I’ve tested two ways to keep UTMs alive from landing to signup and checkout:
- only URL params: append UTMs to every link and return URL
- first-party cookie: capture first touch UTMs and inject them into hidden fields and event payloads
Both work, but each breaks in edge cases like cross-domain payment, Safari ITP, and manual sharing. Which approach has been more reliable for you, and what rules do you use to resolve first-touch vs last-click?
I mix both and set clear precedence.
First touch goes in a cookie with a 90-day TTL. Last click lives in the URL.
I record both on key events. Built it in Web2Wave with a small script block.
Cookie for first touch, URL for last click. I store both.
Web2Wave lets me set these rules once and push them across the funnel. Makes attribution changes a same-day job instead of a sprint.
Watch for double encoding on return URLs. I lost utm_content that way once.
Now I log the raw query string for debugging.
Prefer cookie first touch keep last click
Set hierarchy: partner_click_id, last UTM, first UTM, referrer. Log all, attribute by rule.
For cross-domain payment, use the payment provider’s metadata field to carry UTMs. On return, validate against the cookie and keep both for analysis.

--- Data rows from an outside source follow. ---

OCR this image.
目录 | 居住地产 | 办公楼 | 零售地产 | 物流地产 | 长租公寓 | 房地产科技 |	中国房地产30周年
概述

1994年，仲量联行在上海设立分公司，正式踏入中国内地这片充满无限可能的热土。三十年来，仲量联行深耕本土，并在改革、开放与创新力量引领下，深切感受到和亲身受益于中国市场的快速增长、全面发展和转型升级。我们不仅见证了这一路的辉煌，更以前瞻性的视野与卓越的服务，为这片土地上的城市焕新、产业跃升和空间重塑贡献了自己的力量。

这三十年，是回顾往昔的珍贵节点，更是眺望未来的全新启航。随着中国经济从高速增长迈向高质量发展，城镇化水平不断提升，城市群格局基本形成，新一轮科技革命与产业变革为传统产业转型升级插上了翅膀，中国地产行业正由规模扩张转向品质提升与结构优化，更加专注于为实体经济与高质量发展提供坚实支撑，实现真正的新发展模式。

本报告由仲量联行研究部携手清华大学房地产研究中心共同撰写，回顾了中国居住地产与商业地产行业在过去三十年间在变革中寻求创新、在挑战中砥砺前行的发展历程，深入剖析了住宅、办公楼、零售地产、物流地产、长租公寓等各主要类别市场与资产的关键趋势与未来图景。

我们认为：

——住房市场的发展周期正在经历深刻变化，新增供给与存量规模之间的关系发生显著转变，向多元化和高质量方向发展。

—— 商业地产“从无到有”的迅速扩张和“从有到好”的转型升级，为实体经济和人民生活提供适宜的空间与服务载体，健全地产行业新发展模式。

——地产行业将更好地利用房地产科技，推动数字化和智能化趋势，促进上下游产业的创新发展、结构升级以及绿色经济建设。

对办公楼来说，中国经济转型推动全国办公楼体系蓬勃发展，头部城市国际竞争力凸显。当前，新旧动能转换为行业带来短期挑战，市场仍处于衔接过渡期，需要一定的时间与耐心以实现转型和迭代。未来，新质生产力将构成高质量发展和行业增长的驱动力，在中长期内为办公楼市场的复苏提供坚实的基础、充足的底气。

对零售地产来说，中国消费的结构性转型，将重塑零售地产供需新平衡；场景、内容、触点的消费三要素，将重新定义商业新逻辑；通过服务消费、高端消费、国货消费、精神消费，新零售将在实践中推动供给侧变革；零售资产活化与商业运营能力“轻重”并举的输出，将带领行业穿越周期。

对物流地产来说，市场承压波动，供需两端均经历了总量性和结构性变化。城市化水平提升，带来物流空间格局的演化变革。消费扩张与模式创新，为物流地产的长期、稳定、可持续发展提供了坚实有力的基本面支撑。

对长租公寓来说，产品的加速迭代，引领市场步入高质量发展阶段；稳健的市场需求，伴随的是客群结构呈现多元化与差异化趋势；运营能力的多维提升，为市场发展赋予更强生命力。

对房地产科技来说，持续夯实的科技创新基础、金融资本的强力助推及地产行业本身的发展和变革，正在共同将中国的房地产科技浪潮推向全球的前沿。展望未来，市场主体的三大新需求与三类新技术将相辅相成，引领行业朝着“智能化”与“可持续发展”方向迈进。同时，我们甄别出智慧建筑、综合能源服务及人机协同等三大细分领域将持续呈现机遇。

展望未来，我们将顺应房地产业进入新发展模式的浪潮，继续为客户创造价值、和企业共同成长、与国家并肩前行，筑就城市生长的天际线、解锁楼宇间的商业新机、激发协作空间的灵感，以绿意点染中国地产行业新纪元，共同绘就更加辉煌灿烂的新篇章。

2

Document the policy so teams do not argue later.
Safari ITP killed my 30-day cookie. I switched to server-set first-party with rolling refresh when the user is active.
I attach campaign_id to the subscription at creation and never change it. For reporting I still keep last click for optimization.
We use cookie first. URLs for overrides.
Hidden fields fail if the form gets cached. Worth testing.